TABLE 19.   Differentiation between secondary and spontaneous bacterial peritonitis
Secondary bacterial peritonitis Spontaneous bacterial peritonitis
Organisms Multiple Single
Ascitic protein count >1 g/dL <1 g/dL
Response to treatment
PMN count Continues to rise despite treatment Falls exponentially
Ascitic culture Remains positive Rapidly becomes sterile

Radiographic examinations are required to exclude perforation of the gastrointestinal tract, with emergency surgery only where perforation is confirmed. Despite successful treatment of SBP, the prognosis of these patients remains poor.
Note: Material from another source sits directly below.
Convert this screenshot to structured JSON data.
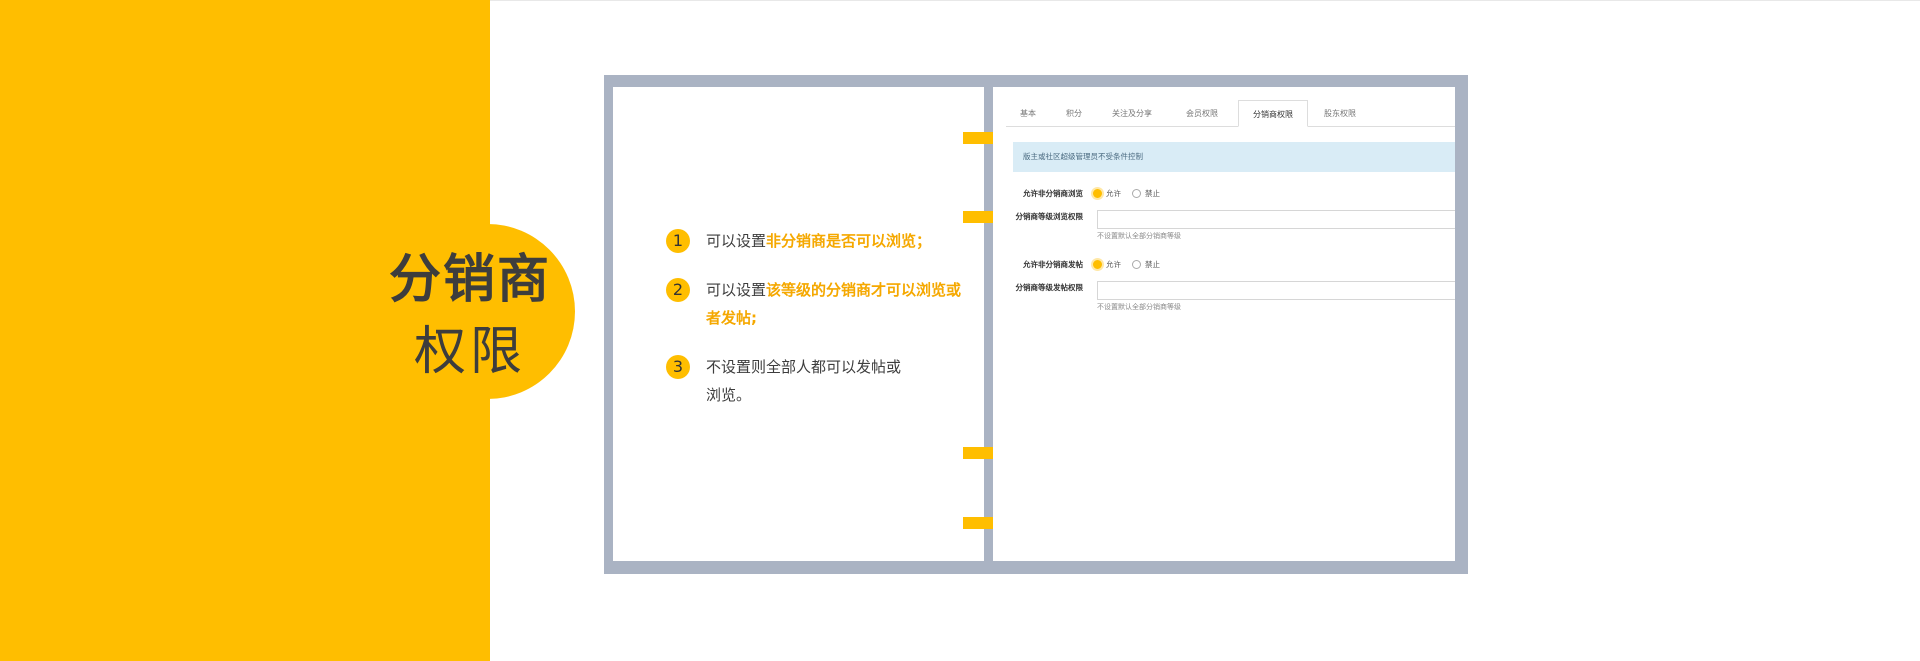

SBP recurs frequently in cirrhotic patients. Selective intestinal decontamination to eliminate aerobic gram-negative bacilli with oral nonabsorbable antibiotics has proved effective in reducing the recurrence of SBP. Norfloxacin 400 mg daily has the advantages of rarely causing bacterial resistance and having a low incidence of side effects when administered chronically. The less expensive drug trimethoprim-sulfamethoxazole may be as effective for prophylaxis as norfloxacin. Despite decreased SBP recurrence rates with prophylactic antibiotics, no change in mortality has been demonstrated as yet. All patients who have experienced one episode of SBP should be considered for liver transplantation.